Le fait de ne considérer que l’élément porteur de son idée et de nier l’autre par le silence est une hémiplégie volontaire du regard. Cette volonté hémiplégique joue un rôle fondamental dans le fait d’imposer, de faire durer et de nourrir une certaine vision de la laïcité, bien installée dans la société depuis plusieurs années bien qu’elle inverse le sens de la laïcité et qu’elle soit clairement toxique.
Un analyste soucieux de bien comprendre ce qui se passe prend en compte la totalité de la réalité. S’il choisit a priori de commenter une moitié et de délaisser l’autre, il faudrait qu’il dise quelles sont les raisons qui lui permettent de le faire, c’est-à-dire quelle « analyse » lui permet de le faire.
Des commentateurs parlent de deux visions de la laïcité, une laïcité stricte et une laïcité ouverte.

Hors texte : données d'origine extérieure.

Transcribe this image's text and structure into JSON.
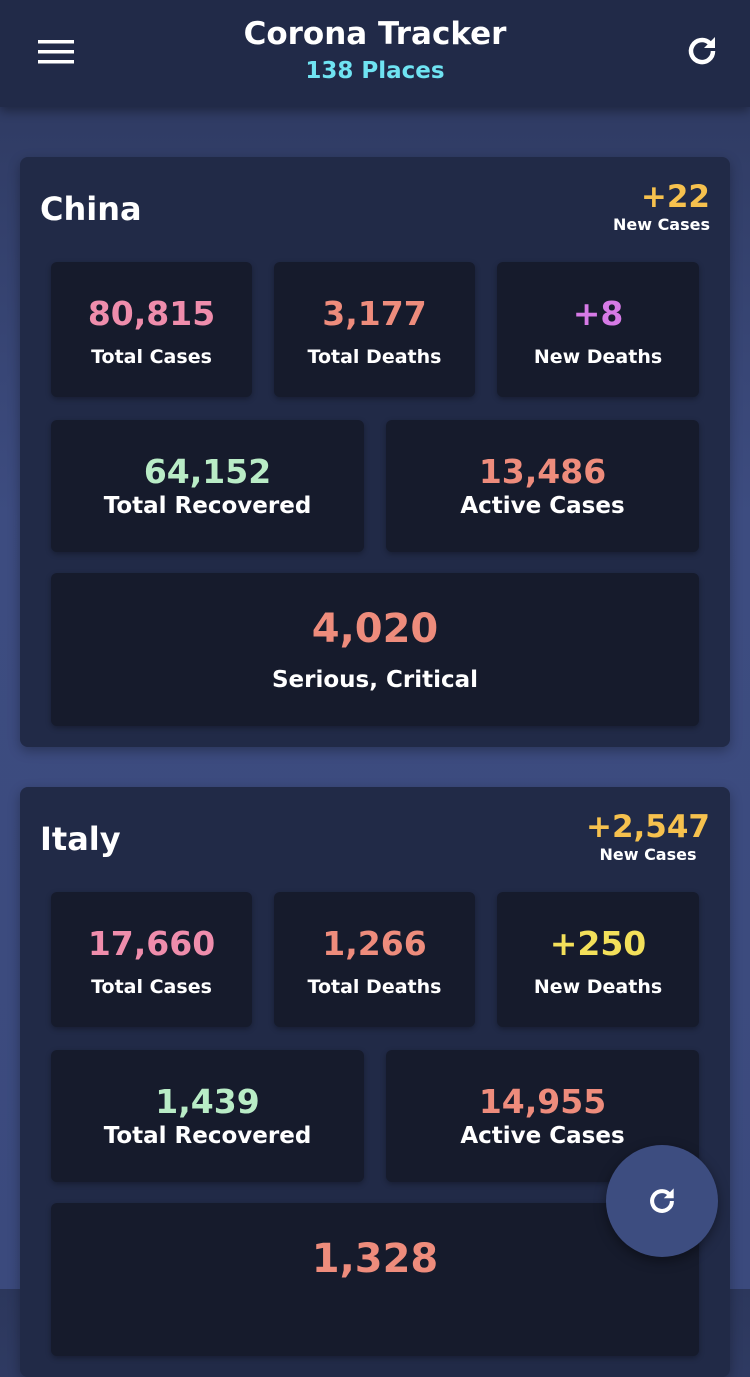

Il ne s’agit pas à mon sens de deux degrés d’intensité d’une même laïcité. Il s’agit de deux laïcités opposées et incompatibles : la laïcité est une contrainte de l’Etat permettant la liberté religieuse des citoyens, elle est devenue une contrainte portant sur les citoyens, commandement de cacher leur religion. Nous passons de l’une à l’autre depuis presque dix ans.
Avec deux sens du mot laïcité, nous avons le risque d’avoir deux France. En principe, en démocratie, nous résolvons nos différents par la parole, par le débat. Pour débattre, il est impératif de considérer dès le départ la totalité de la réalité qui nous parvient et de considérer les deux décisions d’un même regard.
Dans ce regard objectif (qui voit l’objet), ces deux décisions pratiquent et appliquent la laïcité, c’est-à-dire l’obligation de l’Etat à la neutralité religieuse et la liberté des citoyens. L’Etat est en droit de ne pas employer des citoyens qui affichent une religion. Les autres font ce qu’ils veulent.
Alors que le règlement de la crèche Baby-Loup bafoue la laïcité-arbitrage de l’Etat et lui substitue une « laïcité », athéisme public du citoyen : « Le principe de la liberté de conscience et de religion de chacun des membres du personnel ne peut faire obstacle au respect des principes de laïcité et de neutralité qui s'appliquent dans l'exercice de l'ensemble des activités développées par Baby Loup… » Cet article de leur règlement intérieur reconnaît deux principes, les reconnaît comme susceptibles d’être en conflit et asservit l’un à l’autre. En l’occurrence asservit le citoyen à l’Etat. Il y aurait donc un petit principe (la liberté religieuse), faible, et un grand (la « laïcité »), fort. Cette vision n’est pas la laïcité. Elle en est son contraire.
Pour les tenants de cette inversion de la laïcité (laïcité=commandement de l’Etat au citoyen de cacher publiquement sa religion, en divisant sa vie entre espace public et espace privé), la seule décision de la Cour de cassation qui compte est celle qui n’est pas du côté de la répression, des difficultés faites à une personne qui perd son emploi…
Il va sans doute y avoir une loi pour permettre le licenciement de citoyennes et de citoyens dans des cas comparables au licenciement de la crèche Baby-Loup. Un grand progrès.
Il y aura encore d’autres difficultés, d’autres lois… le problème n’étant pas la récurrence de problèmes arrivant dans toutes sortes de domaines différents, le problème étant que nous avons renoncé à nous-mêmes dans cette inversion de la laïcité.